Ma accanto alle proteste curiose o pretestuose, ce ne sono altre che rivelano problemi reali. «Sempre più pazienti, soprattutto anziani, lamentano una mancanza di sensibilità da parte degli operatori socio-sanitari. Porgere i pasti in modo cortese, sorridere a chi sta vivendo un momento di fragilità, presentarsi in modo professionale in corsia, ad esempio senza ostentare tatuaggi e gioielli, è importante», dice Adriana Gelmini del Tdm riecheggiando alcune segnalazioni giunte al suo ufficio.
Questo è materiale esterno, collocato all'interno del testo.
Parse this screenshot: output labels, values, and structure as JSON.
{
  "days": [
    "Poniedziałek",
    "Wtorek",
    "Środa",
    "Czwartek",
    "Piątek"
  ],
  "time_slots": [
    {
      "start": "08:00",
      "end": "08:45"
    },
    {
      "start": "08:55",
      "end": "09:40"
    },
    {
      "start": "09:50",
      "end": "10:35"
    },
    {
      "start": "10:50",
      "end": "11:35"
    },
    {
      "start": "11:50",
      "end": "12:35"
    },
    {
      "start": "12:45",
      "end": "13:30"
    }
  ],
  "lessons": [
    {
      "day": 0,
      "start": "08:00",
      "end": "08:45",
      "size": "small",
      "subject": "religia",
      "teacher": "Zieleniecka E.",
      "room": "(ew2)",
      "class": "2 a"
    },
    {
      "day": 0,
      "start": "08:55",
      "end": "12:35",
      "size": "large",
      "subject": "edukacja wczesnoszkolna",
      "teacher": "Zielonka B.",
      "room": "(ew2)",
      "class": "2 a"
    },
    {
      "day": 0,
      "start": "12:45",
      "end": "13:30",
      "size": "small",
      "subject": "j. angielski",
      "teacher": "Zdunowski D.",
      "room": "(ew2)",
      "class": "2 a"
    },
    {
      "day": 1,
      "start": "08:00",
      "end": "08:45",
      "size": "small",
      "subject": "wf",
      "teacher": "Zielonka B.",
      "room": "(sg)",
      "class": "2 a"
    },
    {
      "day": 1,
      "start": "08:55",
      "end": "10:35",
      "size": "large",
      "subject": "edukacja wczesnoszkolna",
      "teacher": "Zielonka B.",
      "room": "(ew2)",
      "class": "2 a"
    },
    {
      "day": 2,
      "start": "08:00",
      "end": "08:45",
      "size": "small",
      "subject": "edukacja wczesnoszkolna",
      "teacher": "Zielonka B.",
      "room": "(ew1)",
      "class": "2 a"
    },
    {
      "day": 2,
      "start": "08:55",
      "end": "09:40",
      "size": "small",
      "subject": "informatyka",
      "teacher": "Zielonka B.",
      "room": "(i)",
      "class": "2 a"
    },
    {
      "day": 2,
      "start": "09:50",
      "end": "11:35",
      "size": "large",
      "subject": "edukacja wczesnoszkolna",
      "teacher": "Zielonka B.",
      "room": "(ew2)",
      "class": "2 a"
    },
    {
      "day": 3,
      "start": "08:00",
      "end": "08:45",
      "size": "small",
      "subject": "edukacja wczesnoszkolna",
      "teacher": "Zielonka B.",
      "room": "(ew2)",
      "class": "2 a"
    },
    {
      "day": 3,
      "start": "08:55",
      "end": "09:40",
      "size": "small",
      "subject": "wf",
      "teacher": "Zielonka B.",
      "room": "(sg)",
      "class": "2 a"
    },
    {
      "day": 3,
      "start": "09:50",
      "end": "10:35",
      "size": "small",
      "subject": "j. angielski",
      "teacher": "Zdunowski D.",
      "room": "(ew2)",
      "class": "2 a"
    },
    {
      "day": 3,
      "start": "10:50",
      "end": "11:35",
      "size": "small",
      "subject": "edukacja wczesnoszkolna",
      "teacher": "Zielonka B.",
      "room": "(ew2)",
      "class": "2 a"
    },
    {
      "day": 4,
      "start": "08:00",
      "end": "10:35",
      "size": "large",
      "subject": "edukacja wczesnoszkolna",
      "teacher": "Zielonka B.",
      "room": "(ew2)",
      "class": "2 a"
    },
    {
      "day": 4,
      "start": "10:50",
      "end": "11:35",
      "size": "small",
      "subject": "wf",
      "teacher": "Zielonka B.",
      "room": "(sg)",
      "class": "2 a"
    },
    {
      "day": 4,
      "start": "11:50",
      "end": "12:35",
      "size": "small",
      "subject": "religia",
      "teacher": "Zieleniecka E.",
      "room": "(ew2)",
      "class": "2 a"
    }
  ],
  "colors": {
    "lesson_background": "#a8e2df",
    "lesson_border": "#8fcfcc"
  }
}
Molto seria, e a volte drammatica, diventa la questione quando la segnalazione prende le vie giudiziarie. È la scelta che hanno fatto nel 2014 (anche se a volte i casi sono avvenuti in anni precedenti) 87 pazienti dell'ospedale Maggiore. Per tutelarsi dalle richieste di danni, l'Azienda ospedaliero-universitaria (dopo l'esperienza negativa con la compagnia assicurative Faro, fallita) ha stipulato dal 2010 un'assicurazione con la multinazionale AmTrust, che assicura anche le Ausl di Parma, Piacenza e Reggio Emilia e le aziende sanitarie di Modena. «Il massimale è di cinque milioni e la franchigia di 75 mila euro a sinistro. Significa che i primi 75 mila euro sono a carico dell'azienda e per la cifra eccedente interviene la compagnia assicuratrice» spiega Dante Di Camillo, medico legale del Maggiore. Diversa la strada scelta dall'ospedale Sant'Orsola di Bologna e dal Santa Maria Nuova di Reggio Emilia, che gestiscono in proprio i risarcimenti con fondi aziendali e regionali. «L'esperimento è iniziato da tre anni ed è ancora presto per valutarne l'economicità. Per ora il nuovo sistema si è dimostrato meno farraginoso del ricorso alle compagnie assicurative», dice Di Camillo. m. t.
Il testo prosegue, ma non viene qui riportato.